The FRB in question was spotted in April last year, by Australia-based Commonwealth Scientific and Industrial Research Organization’s 64-m Parkes radio telescope. For those who are unfamiliar with fast radio blasts, they are a very rare, mysterious astrophysical phenomenon, characterized by high-energy radio flashes that last only a couple of milliseconds. Being incredibly difficult to detect, only 16 of these occurrences had been observed up until now. Speaking about the research, recently published in the Nature journal, Evan Keane, the leader of the team, said:
In the past FRBs have been found by sifting through data months or even years later. By that time it is too late to do follow up observations.
To make the task easier, scientists, working for the SUrvey for Pulsars and Extragalactic Radio Bursts (SUPERB), developed a highly-specialized system that can spot FRBs in mere seconds, while also instantly alerting other telescopes to do the same. The radio signals of last year’s FRB were detected using this system. According to the researchers, the bright radio afterglow, which lasted for nearly 6 days, helped them zero in on the FRB’s location, with 1,000 times more accuracy than ever before. Analysis of the data collected by the 8.2-m Subaru telescope in Hawaii revealed that the signals were coming from an elliptical galaxy, located over 6 billion light-years away. The team added:
It’s the first time we’ve been able to identify the host galaxy of an FRB. Our analysis leads us to conclude that this new radio burst is not a repeater, but resulting from a cataclysmic event in that distant galaxy.
What is more, the discovery has allowed the scientists to study the universe’s matter content in unprecedented detail. FRBs are known to exhibit frequency-dependent dispersion, which means that any delay in the signal is likely due to the density of the material it has to cross. Previously, astronomers had to rely on only the dispersion measure. Simon Johnston of CSIRO’s Astronomy and Space Science department, explained:
By also having a distance we can now measure how dense the material is between the point of origin and Earth, and compare that with the current model of the distribution of matter in the Universe. Essentially this lets us weigh the Universe, or at least the normal matter it contains.

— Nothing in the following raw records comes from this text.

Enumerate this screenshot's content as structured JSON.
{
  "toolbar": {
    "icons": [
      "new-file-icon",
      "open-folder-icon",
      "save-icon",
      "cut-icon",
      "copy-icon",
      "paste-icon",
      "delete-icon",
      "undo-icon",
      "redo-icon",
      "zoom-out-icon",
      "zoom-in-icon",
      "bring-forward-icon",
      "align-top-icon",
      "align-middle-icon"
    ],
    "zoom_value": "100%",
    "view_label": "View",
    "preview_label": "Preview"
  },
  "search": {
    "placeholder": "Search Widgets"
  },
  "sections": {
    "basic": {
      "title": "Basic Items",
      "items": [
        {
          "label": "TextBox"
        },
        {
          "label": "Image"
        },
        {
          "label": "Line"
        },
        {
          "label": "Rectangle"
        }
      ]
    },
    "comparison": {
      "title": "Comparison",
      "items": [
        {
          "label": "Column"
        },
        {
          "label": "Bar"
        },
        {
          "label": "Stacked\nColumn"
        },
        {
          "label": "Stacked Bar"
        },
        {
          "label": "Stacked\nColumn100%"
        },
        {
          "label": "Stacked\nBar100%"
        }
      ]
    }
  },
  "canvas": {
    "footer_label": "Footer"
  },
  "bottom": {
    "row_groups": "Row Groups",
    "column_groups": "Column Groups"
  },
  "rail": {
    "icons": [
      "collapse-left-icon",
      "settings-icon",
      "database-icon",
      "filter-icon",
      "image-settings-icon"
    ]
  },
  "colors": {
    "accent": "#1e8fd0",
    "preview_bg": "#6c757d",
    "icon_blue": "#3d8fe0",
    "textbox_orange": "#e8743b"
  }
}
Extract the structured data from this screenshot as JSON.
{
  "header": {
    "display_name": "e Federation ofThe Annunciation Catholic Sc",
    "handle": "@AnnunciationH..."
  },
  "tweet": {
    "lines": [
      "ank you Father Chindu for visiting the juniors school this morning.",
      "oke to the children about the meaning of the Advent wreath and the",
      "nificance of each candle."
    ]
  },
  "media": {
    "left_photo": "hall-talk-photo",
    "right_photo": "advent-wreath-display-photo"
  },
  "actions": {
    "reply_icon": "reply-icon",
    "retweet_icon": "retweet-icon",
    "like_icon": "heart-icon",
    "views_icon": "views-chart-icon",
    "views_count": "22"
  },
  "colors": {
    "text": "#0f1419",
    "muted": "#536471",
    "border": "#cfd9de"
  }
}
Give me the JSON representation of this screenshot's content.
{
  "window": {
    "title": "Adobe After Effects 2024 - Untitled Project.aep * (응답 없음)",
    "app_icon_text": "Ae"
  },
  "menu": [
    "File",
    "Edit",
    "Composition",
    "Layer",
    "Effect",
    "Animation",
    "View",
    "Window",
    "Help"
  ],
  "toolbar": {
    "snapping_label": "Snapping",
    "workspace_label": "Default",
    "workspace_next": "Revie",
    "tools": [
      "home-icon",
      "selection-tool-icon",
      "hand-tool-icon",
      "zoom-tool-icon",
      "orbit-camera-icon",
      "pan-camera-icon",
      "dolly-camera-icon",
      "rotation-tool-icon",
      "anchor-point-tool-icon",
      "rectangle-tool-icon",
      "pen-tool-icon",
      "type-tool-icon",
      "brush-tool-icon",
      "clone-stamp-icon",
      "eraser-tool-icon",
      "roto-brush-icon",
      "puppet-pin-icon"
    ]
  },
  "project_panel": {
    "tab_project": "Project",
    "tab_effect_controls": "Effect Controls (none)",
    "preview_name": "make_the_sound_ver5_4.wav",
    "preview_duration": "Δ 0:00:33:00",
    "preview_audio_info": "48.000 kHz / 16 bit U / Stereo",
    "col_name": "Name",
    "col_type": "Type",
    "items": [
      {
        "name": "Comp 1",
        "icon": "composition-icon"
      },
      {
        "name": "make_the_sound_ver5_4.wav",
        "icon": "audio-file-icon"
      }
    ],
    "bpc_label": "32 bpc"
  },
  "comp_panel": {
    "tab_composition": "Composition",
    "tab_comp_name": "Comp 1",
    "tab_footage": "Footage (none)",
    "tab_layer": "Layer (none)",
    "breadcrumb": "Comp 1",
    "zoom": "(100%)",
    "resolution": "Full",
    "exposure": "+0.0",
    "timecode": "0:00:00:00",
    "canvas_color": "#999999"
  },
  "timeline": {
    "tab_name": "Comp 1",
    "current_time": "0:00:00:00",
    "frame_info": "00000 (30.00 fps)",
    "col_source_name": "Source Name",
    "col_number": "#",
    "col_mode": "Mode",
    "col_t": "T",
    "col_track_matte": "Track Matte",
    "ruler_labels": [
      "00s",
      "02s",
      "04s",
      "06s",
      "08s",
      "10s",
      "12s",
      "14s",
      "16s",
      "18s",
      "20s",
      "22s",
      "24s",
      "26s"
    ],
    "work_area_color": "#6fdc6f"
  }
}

At present, astronomers believe that the universe is composed of 70-percent dark energy, 25-percent of dark matter and just 5-percent of ordinary, visible matter. Scientific research, over the years, has been able to account for only half of the surmised ordinary matter. The remaining part, also referred to as “missing matter”, has eluded scientists for centuries. Keane went on to say:
The good news is our observations and the model match, we have found the missing matter. It’s the first time a fast radio burst has been used to conduct a cosmological measurement.